Related: How to run a JMeter test from the command line
Related: How to generate an HTML dashboard report in JMeter
$ cat rest-api-results.jtl timeStamp,elapsed,label,responseCode,responseMessage,threadName,dataType,success,failureMessage,bytes,sentBytes,grpThreads,allThreads,URL,Latency,IdleTime,Connect 1782807638800,22,POST /orders,200,OK,Checkout API users 1-1,text,true,,214,272,1,1,http://api.example.test:18080/orders,18,0,15 1782807638844,1,POST /orders,200,OK,Checkout API users 1-1,text,true,,214,272,1,1,http://api.example.test:18080/orders,1,0,0 1782807639232,1,POST /orders,200,OK,Checkout API users 1-2,text,true,,214,272,1,1,http://api.example.test:18080/orders,1,0,0 1782807639233,1,POST /orders,200,OK,Checkout API users 1-2,text,true,,214,272,1,1,http://api.example.test:18080/orders,1,0,1
The success column should show true for every REST sampler before the user count, loop count, or duration is raised.
$ cat rest-api-server.log
server=listening host=api.example.test port=18080
request method=POST path=/orders content_type=application/json accept=application/json scenario=checkout-smoke body={"sku":"BK-204","quantity":2} status=200
request method=POST path=/orders content_type=application/json accept=application/json scenario=checkout-smoke body={"sku":"BK-204","quantity":2} status=200
request method=POST path=/orders content_type=application/json accept=application/json scenario=checkout-smoke body={"sku":"BK-204","quantity":2} status=200
request method=POST path=/orders content_type=application/json accept=application/json scenario=checkout-smoke body={"sku":"BK-204","quantity":2} status=200
The server-side evidence should show the expected method, path, content type, accepted media type, scenario header, and JSON body.

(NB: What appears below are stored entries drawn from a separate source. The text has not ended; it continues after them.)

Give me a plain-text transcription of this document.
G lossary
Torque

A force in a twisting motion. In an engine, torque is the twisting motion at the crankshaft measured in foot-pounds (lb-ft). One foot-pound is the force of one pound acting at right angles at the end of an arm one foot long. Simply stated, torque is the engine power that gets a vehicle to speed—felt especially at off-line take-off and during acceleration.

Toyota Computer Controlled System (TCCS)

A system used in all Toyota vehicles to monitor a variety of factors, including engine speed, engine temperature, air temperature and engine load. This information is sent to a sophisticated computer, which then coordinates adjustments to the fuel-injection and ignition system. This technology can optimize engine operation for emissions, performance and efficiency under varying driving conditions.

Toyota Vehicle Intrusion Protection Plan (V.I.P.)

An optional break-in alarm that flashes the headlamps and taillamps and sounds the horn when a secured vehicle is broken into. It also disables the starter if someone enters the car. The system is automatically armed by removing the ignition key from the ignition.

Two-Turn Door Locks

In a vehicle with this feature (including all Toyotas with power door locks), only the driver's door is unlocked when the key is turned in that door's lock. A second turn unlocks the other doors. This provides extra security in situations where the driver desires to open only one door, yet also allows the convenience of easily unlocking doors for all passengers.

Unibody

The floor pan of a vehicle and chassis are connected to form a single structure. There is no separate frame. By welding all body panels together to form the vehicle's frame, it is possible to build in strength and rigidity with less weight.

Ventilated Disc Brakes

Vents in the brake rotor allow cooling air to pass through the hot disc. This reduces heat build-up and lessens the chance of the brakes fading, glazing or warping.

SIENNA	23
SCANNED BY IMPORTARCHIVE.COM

$ cat rest-api-dashboard/statistics.json
{
"POST /orders" : {
"transaction" : "POST /orders",
"sampleCount" : 4,
"errorCount" : 0,
"errorPct" : 0.0,
"meanResTime" : 6.25,
##### snipped #####
},
"Total" : {
"transaction" : "Total",
"sampleCount" : 4,
"errorCount" : 0,
"errorPct" : 0.0,
"meanResTime" : 6.25,
##### snipped #####
}
}
Open rest-api-dashboard/index.html for charts after the Total row shows the expected sample count and error count.